I visualized a brick wall. Stone by stone, I paved over the corridor to his mind. It hurt—like sewing my own mouth shut. With the last brick, the hum of his presence—his arrogance, his coldness—vanished.
Silence. Beautiful, terrifying silence.
I grabbed my bag and ran.
*
Tarmac.

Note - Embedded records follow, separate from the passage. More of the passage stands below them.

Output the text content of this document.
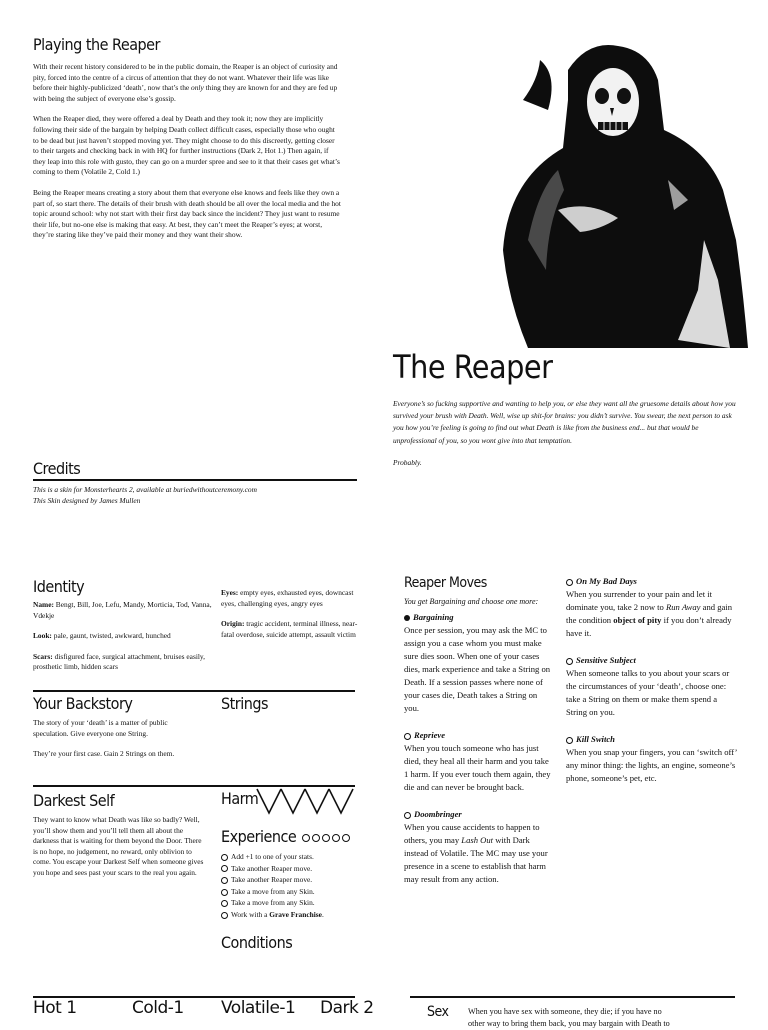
Playing the Reaper

With their recent history considered to be in the public domain, the Reaper is an object of curiosity and pity, forced into the centre of a circus of attention that they do not want. Whatever their life was like before their highly-publicized ‘death’, now that’s the only thing they are known for and they are fed up with being the subject of everyone else’s gossip.

When the Reaper died, they were offered a deal by Death and they took it; now they are implicitly following their side of the bargain by helping Death collect difficult cases, especially those who ought to be dead but just haven’t stopped moving yet. They might choose to do this discreetly, getting closer to their targets and checking back in with HQ for further instructions (Dark 2, Hot 1.) Then again, if they leap into this role with gusto, they can go on a murder spree and see to it that their cases get what’s coming to them (Volatile 2, Cold 1.)

Being the Reaper means creating a story about them that everyone else knows and feels like they own a part of, so start there. The details of their brush with death should be all over the local media and the hot topic around school: why not start with their first day back since the incident? They just want to resume their life, but no-one else is making that easy. At best, they can’t meet the Reaper’s eyes; at worst, they’re staring like they’ve paid their money and they want their show.

The Reaper

Everyone’s so fucking supportive and wanting to help you, or else they want all the gruesome details about how you survived your brush with Death. Well, wise up shit-for brains: you didn’t survive. You swear, the next person to ask you how you’re feeling is going to find out what Death is like from the business end... but that would be unprofessional of you, so you wont give into that temptation.

Probably.

Credits
This is a skin for Monsterhearts 2, available at buriedwithoutceremony.com
This Skin designed by James Mullen
Identity

Name: Bengt, Bill, Joe, Lefu, Mandy, Morticia, Tod, Vanna, Vdekje

Look: pale, gaunt, twisted, awkward, hunched

Scars: disfigured face, surgical attachment, bruises easily, prosthetic limb, hidden scars

Eyes: empty eyes, exhausted eyes, downcast eyes, challenging eyes, angry eyes

Origin: tragic accident, terminal illness, near-fatal overdose, suicide attempt, assault victim

Your Backstory

The story of your ‘death’ is a matter of public speculation. Give everyone one String.

They’re your first case. Gain 2 Strings on them.

Strings
Darkest Self
They want to know what Death was like so badly? Well, you’ll show them and you’ll tell them all about the darkness that is waiting for them beyond the Door. There is no hope, no judgement, no reward, only oblivion to come. You escape your Darkest Self when someone gives you hope and sees past your scars to the real you again.
Harm
Experience
Add +1 to one of your stats.
Take another Reaper move.
Take another Reaper move.
Take a move from any Skin.
Take a move from any Skin.
Work with a Grave Franchise.
Conditions
Hot 1	Cold-1 Volatile-1 Dark 2
Reaper Moves
You get Bargaining and choose one more:
Bargaining
Once per session, you may ask the MC to assign you a case whom you must make sure dies soon. When one of your cases dies, mark experience and take a String on Death. If a session passes where none of your cases die, Death takes a String on you.
Reprieve
When you touch someone who has just died, they heal all their harm and you take 1 harm. If you ever touch them again, they die and can never be brought back.
Doombringer
When you cause accidents to happen to others, you may Lash Out with Dark instead of Volatile. The MC may use your presence in a scene to establish that harm may result from any action.
On My Bad Days
When you surrender to your pain and let it dominate you, take 2 now to Run Away and gain the condition object of pity if you don’t already have it.
Sensitive Subject
When someone talks to you about your scars or the circumstances of your ‘death’, choose one: take a String on them or make them spend a String on you.
Kill Switch
When you snap your fingers, you can ‘switch off’ any minor thing: the lights, an engine, someone’s phone, someone’s pet, etc.
Sex When you have sex with someone, they die; if you have no
other way to bring them back, you may bargain with Death to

The commercial jet taxied out.
I looked out the window. There, on the private strip, was the black Sovrano jet. Tail number 001.
It was taking off. Dante and Isabella, heading to the Northern Territories.
Our planes passed each other. For a split second, we were parallel. He was a hundred yards away, probably sipping scotch, completely unaware his life had just imploded.
My plane roared, lifting off.
Then the pain hit.
It wasn't poetic. It felt like a fishhook ripping through my heart. I doubled over, gasping. The Rejection Sickness. The physical toll of distance tearing the bond.
"Miss? You okay?" a flight attendant asked.
I couldn't speak. But then, a warmth bloomed in my gut.
Soft. White. Protective. It spread from my womb, wrapping around my heart, dulling the agony.
*The baby.* Or maybe... me?
My veins hummed with something ancient. Not Omega submission. Something sharper.
The pain receded to a dull ache.
I looked down at Chicago shrinking into a grid of lights. My cage.
I wiped the sweat from my forehead.
"You won the territory, Dante," I whispered to the glass. "But you lost the war."